With the ACORN conspiracy about to seize control of the government and force plumbers to make loans to uncreditworthy black people before spreading the wealth around to terrorists, I thought I might see what I could learn from National Review. Well, Stanley Kurtz observes that in the mid-nineties, Barack Obama’s State Senate campaign was endorsed by the New Party. The idea of the New Party was to serve as a pragmatic alternative to Naderism — it would cross-endorse progressive Democrats in select races and maybe now and again try to beat a conservative Democrat. Kurtz explains. Very little ever came of it because ballot access laws in the United States are generally hostile to this strategy, but New York State features a fusion-friendly election law and three fusion-oriented parties. There’s the Conservative Party on the right, the Liberal Party in the center, and the Working Families Party on the left with the WFP being the main institutional legacy of the New Party. Anyway, Kurtz says:
To get a sense of where the New Party stood politically, consider some of its early supporters: Barbara Dudley of Greenpeace; Steve Cobble, political director of Jesse Jackson’s Rainbow Coaltion; prominent academics like Frances Fox Piven, coauthor of the “Cloward-Piven strategy” and a leader of the drive for the “motor-voter” legislation Obama later defended in court on behalf of ACORN; economist Juliet Schor; black historian Manning Marable; historian Howard Zinn; linguist Noam Chomsky; Todd Gitlin; and writers like Gloria Steinem and Barbara Ehrenreich. Socialist? Readers can draw their own conclusions. At one point, Sifry does describe the party’s goals as “social democratic.” In any case, the New Party clearly stands substantially to the left of the mainstream Democratic party.

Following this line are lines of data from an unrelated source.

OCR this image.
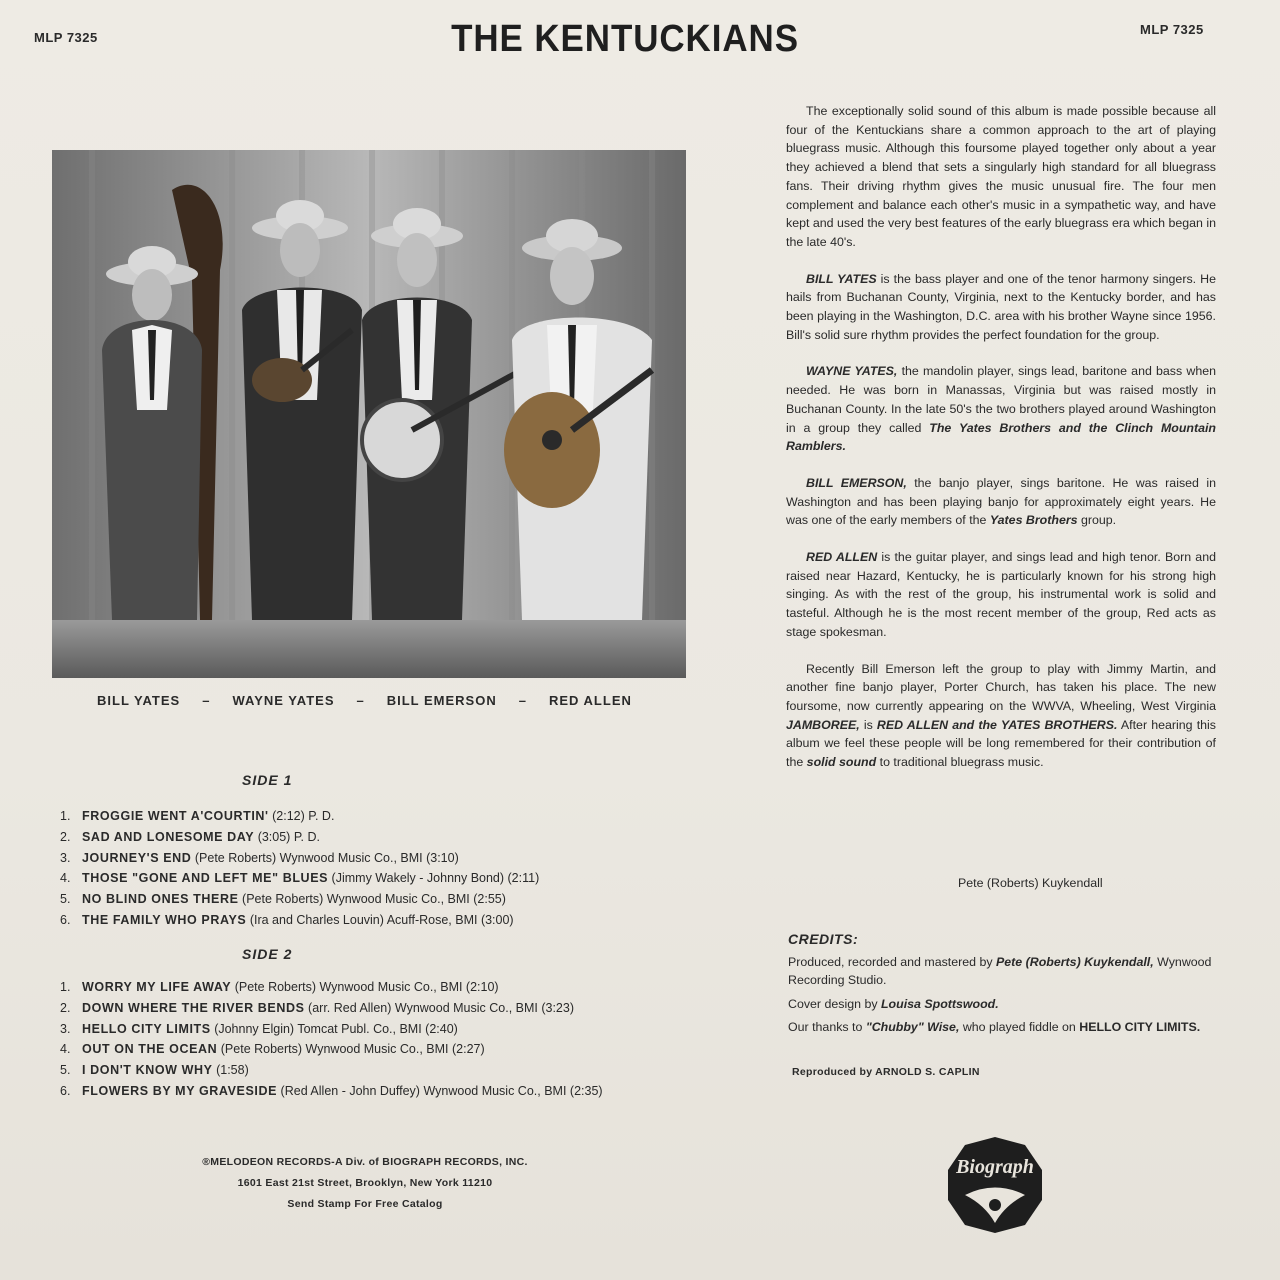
MLP 7325
MLP 7325
THE KENTUCKIANS
BILL YATES – WAYNE YATES – BILL EMERSON – RED ALLEN
SIDE 1
1. FROGGIE WENT A'COURTIN' (2:12) P. D.
2. SAD AND LONESOME DAY (3:05) P. D.
3. JOURNEY'S END (Pete Roberts) Wynwood Music Co., BMI (3:10)
4. THOSE "GONE AND LEFT ME" BLUES (Jimmy Wakely - Johnny Bond) (2:11)
5. NO BLIND ONES THERE (Pete Roberts) Wynwood Music Co., BMI (2:55)
6. THE FAMILY WHO PRAYS (Ira and Charles Louvin) Acuff-Rose, BMI (3:00)
SIDE 2
1. WORRY MY LIFE AWAY (Pete Roberts) Wynwood Music Co., BMI (2:10)
2. DOWN WHERE THE RIVER BENDS (arr. Red Allen) Wynwood Music Co., BMI (3:23)
3. HELLO CITY LIMITS (Johnny Elgin) Tomcat Publ. Co., BMI (2:40)
4. OUT ON THE OCEAN (Pete Roberts) Wynwood Music Co., BMI (2:27)
5. I DON'T KNOW WHY (1:58)
6. FLOWERS BY MY GRAVESIDE (Red Allen - John Duffey) Wynwood Music Co., BMI (2:35)
®MELODEON RECORDS-A Div. of BIOGRAPH RECORDS, INC.
1601 East 21st Street, Brooklyn, New York 11210
Send Stamp For Free Catalog

The exceptionally solid sound of this album is made possible because all four of the Kentuckians share a common approach to the art of playing bluegrass music. Although this foursome played together only about a year they achieved a blend that sets a singularly high standard for all bluegrass fans. Their driving rhythm gives the music unusual fire. The four men complement and balance each other's music in a sympathetic way, and have kept and used the very best features of the early bluegrass era which began in the late 40's.

BILL YATES is the bass player and one of the tenor harmony singers. He hails from Buchanan County, Virginia, next to the Kentucky border, and has been playing in the Washington, D.C. area with his brother Wayne since 1956. Bill's solid sure rhythm provides the perfect foundation for the group.

WAYNE YATES, the mandolin player, sings lead, baritone and bass when needed. He was born in Manassas, Virginia but was raised mostly in Buchanan County. In the late 50's the two brothers played around Washington in a group they called The Yates Brothers and the Clinch Mountain Ramblers.

BILL EMERSON, the banjo player, sings baritone. He was raised in Washington and has been playing banjo for approximately eight years. He was one of the early members of the Yates Brothers group.

RED ALLEN is the guitar player, and sings lead and high tenor. Born and raised near Hazard, Kentucky, he is particularly known for his strong high singing. As with the rest of the group, his instrumental work is solid and tasteful. Although he is the most recent member of the group, Red acts as stage spokesman.

Recently Bill Emerson left the group to play with Jimmy Martin, and another fine banjo player, Porter Church, has taken his place. The new foursome, now currently appearing on the WWVA, Wheeling, West Virginia JAMBOREE, is RED ALLEN and the YATES BROTHERS. After hearing this album we feel these people will be long remembered for their contribution of the solid sound to traditional bluegrass music.

Pete (Roberts) Kuykendall
CREDITS:
Produced, recorded and mastered by Pete (Roberts) Kuykendall, Wynwood Recording Studio.
Cover design by Louisa Spottswood.
Our thanks to "Chubby" Wise, who played fiddle on HELLO CITY LIMITS.
Reproduced by ARNOLD S. CAPLIN
Biograph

This reminds me of my own extensive ties to radicalism. For one thing, when I was registered to vote in New York, I voted Hillary Clinton for Senate in 2000 on the Working Families Party line. Also I once went to hear a Howard Zinn talk, after which I asked a moderately hostile question and he gave a non-responsive answer. But I have read the People’s History of the United States. For that matter, I was assigned Nickle and Dimed in college and though I never took a class with Juliet Schor, I’m pretty sure I met her at one point through the Progressive Student Labor Movement. And I have extensive ties to Todd Gitlin. Beyond TPM Cafe we both traveled to the Netherlands about a year ago as guests of the Wiardi Beckman Stiftung which is affiliated with the Dutch Labor Party which is a member of the Socialist International (making things even more confusing, shortly after this we both found ourselves at a Liberty Fund even in Arizona).
Long story short — there are radicals everywhere!